Passada a euforia, mineiros podem enfrentar tempos difíceis

Angústia, depressão e trauma podem acometer alguns. Mais otimistas, no entanto, pensam em continuar trabalhando em minas

iG São Paulo |

Depois de passar mais de dois meses sob a terra, os 33 mineiros resgatados no Chile enfrentarão tempos difíceis nos próximos dias com angústia, pesadelos e temores, devido ao impacto emocional que lhes deixou o acidente, disse na sexta-feira o ministro da Saúde do país.

Após o sucesso da operação de resgate e dos festejos, os dias pela frente podem ser muito duros para os trabalhadores resgatados.

"Eles ainda estão metidos em uma verdadeira montanha-russa de emoções. Muitos deles terão momentos extraordinariamente difíceis e necessitarão de muita ajuda", disse o ministro da Saúde do Chile, Jaime Mañalich, em uma entrevista coletiva no hospital de Copiapó.

Segundo o ministro, um deles lhe disse que, quando despertou no hospital, não sabia onde estava."Vai ser difícil ainda obter um relato coerente deles. Eles têm de sedimentar, têm de ter angústias, têm de ter pesadelos", ressaltou Mañalich.

Persistência
Mais de dois meses presos a cerca de 700 metros de profundidade, no entanto, não foram suficientes para fazer os 33 mineiros desistirem de trabalhar com mineração. Apenas três dias depois de terem sido resgatados, alguns trabalhadores do grupo disseram que querem voltar a trabalhar na mineração.
"Eu quero voltar à mina. Sou mineiro de coração. Isso se traz no sangue", disse Alex Vega, um dos trabalhadores que fez parte da maior façanha de sobrevivência debaixo da terra no mundo.

Já o mineiro Osmán Araya disse não ter dúvidas sobre seu futuro profissional. "Não temos nada a temer. Temos de continuar trabalhando, é isso. É parte de nosso ofício", disse ao reforçar que deve voltar a trabalhar em minas assim que possível.

Condições

Segundo relatos das equipes de socorro que os libertaram, que desceram 622 metros em uma cápsula, as condições em que viviam os mineiros eram desumanas. Eles conviveram 69 dias em uma situação de extrema umidade e temperaturas de 40 graus centígrados.

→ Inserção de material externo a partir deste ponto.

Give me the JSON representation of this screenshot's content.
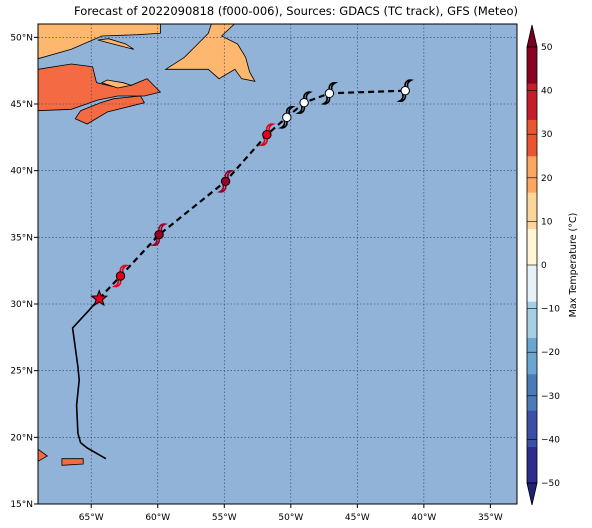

O episódio levou o governo a estudar reformas nas normas de segurança para exploração de minas. Mas as autoridades admitem que obviamente não podem garantir que não ocorram mais acidentes.

Para o ministro da Saúde, não é recomendável que os trabalhadores voltem a trabalhar em uma mina. "Para alguns o retorno é totalmente imprudente", disse Mañalich em entrevista à imprensa diante do hospital.

Ele acrescentou também que é provável alguns que decidirem regressar à mineração, tenham algum tipo de crise de pânico.